Runenschrift in der „Kundenliste“

Warburg/Paderborn

Um Kopf und Kragen reden, das ist eine gebräuchliche Redewendung, hinter der ein wahrer Kern steckt. Sie scheint aber dem 31-Jährigen eher unbekannt zu sein, der sich am Mittwoch wegen Drogenhandels vor dem Paderborner Landgericht verantworten musste: Der Warburger versuchte es erstmal mit einer Märchenstunde – und brauchte gleich ein paar deutliche Hinweise darauf, dass weder Richter noch Staatsanwälte jeden Stuss glauben.

Ulrich Pfaff

Symbolbild Foto: dpa

(WB).
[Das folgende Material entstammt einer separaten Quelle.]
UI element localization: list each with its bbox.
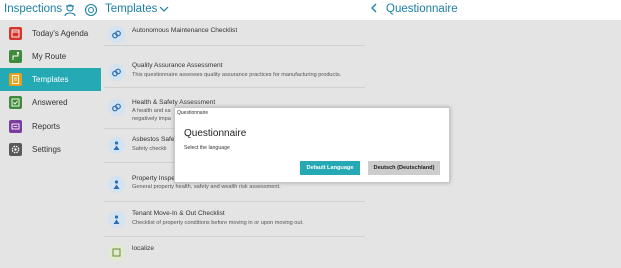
language-dialog: Questionnaire Questionnaire Select the l… [174, 107, 450, 183]
top-bar: Inspections Templates Questionnaire [0, 0, 621, 20]
hazard-person-icon [108, 137, 125, 154]
template-title: Property Inspe [132, 175, 175, 182]
template-row[interactable]: Quality Assurance Assessment This questi… [104, 58, 365, 88]
sidebar-item-label: My Route [32, 52, 67, 61]
template-title: Asbestos Safe [132, 136, 175, 143]
sidebar-item-my-route[interactable]: My Route [0, 45, 101, 68]
dialog-message: Select the language [184, 145, 230, 151]
template-description: General property health, safety and weal… [132, 184, 281, 190]
template-title: Tenant Move-In & Out Checklist [132, 210, 225, 217]
template-description-line2: negatively impa [132, 116, 171, 122]
dialog-caption: Questionnaire [177, 110, 209, 116]
templates-dropdown-label: Templates [105, 3, 158, 15]
chevron-down-icon [159, 6, 169, 12]
sidebar-item-todays-agenda[interactable]: Today's Agenda [0, 22, 101, 45]
deutsch-language-button[interactable]: Deutsch (Deutschland) [368, 161, 440, 175]
sidebar-item-settings[interactable]: Settings [0, 138, 101, 161]
app-title: Inspections [4, 3, 63, 15]
back-icon[interactable] [370, 2, 378, 17]
gear-icon [9, 143, 22, 156]
template-description: Checklist of property conditions before … [132, 220, 304, 226]
hazard-person-icon [108, 176, 125, 193]
dialog-title: Questionnaire [184, 128, 247, 139]
template-title: Autonomous Maintenance Checklist [132, 27, 238, 34]
route-icon [9, 50, 22, 63]
template-link-icon [108, 26, 125, 43]
inspector-icon[interactable] [63, 3, 77, 17]
localize-icon [108, 244, 125, 261]
templates-dropdown[interactable]: Templates [105, 3, 169, 15]
page-title: Questionnaire [386, 3, 458, 15]
template-icon [9, 73, 22, 86]
sync-icon[interactable] [84, 3, 98, 17]
answered-icon [9, 96, 22, 109]
sidebar-item-reports[interactable]: Reports [0, 115, 101, 138]
sidebar-item-label: Settings [32, 145, 61, 154]
template-title: localize [132, 245, 154, 252]
sidebar-item-label: Answered [32, 98, 68, 107]
reports-icon [9, 120, 22, 133]
template-description: This questionnaire assesses quality assu… [132, 72, 342, 78]
sidebar-item-label: Templates [32, 75, 69, 84]
sidebar-item-templates[interactable]: Templates [0, 68, 101, 91]
calendar-icon [9, 27, 22, 40]
template-description: Safety checkli [132, 146, 167, 152]
template-title: Health & Safety Assessment [132, 99, 216, 106]
sidebar-item-label: Today's Agenda [32, 29, 89, 38]
template-link-icon [108, 64, 125, 81]
default-language-button[interactable]: Default Language [300, 161, 360, 175]
sidebar-item-label: Reports [32, 122, 61, 131]
template-row[interactable]: localize [104, 241, 365, 267]
sidebar-item-answered[interactable]: Answered [0, 91, 101, 114]
template-row[interactable]: Autonomous Maintenance Checklist [104, 22, 365, 46]
sidebar: Today's Agenda My Route Templates Answer… [0, 20, 101, 268]
template-title: Quality Assurance Assessment [132, 62, 223, 69]
template-row[interactable]: Tenant Move-In & Out Checklist Checklist… [104, 205, 365, 237]
hazard-person-icon [108, 211, 125, 228]
template-description: A health and sa [132, 108, 171, 114]
template-link-icon [108, 99, 125, 116]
Mit Cannabis, Amphetamin und anderem berauschenden, illegalen Zeug sollte der Warburger kräftig gedealt haben: 24 Mal in einem Zeitraum von zwei Jahren zwischen 2014 und 2016, einmal zum Zeitpunkt einer Wohnungsdurchsuchung im Frühjahr 2018. Für den ersten Anklagepunkt stand ein Zeuge zur Verfügung, der den 31-Jährigen als seinen „Lieferanten“ belastete, für den zweiten hatten sich bei der Durchsuchung verschiedene Drogen und eine ganze Menge anderer Beweismittel finden lassen – dass dabei auch unter anderem eine Armbrust samt eingelegtem Bolzen sichergestellt worden war, brachte dem 31-Jährigen eine Anklage wegen bewaffneten Drogenhandels ein.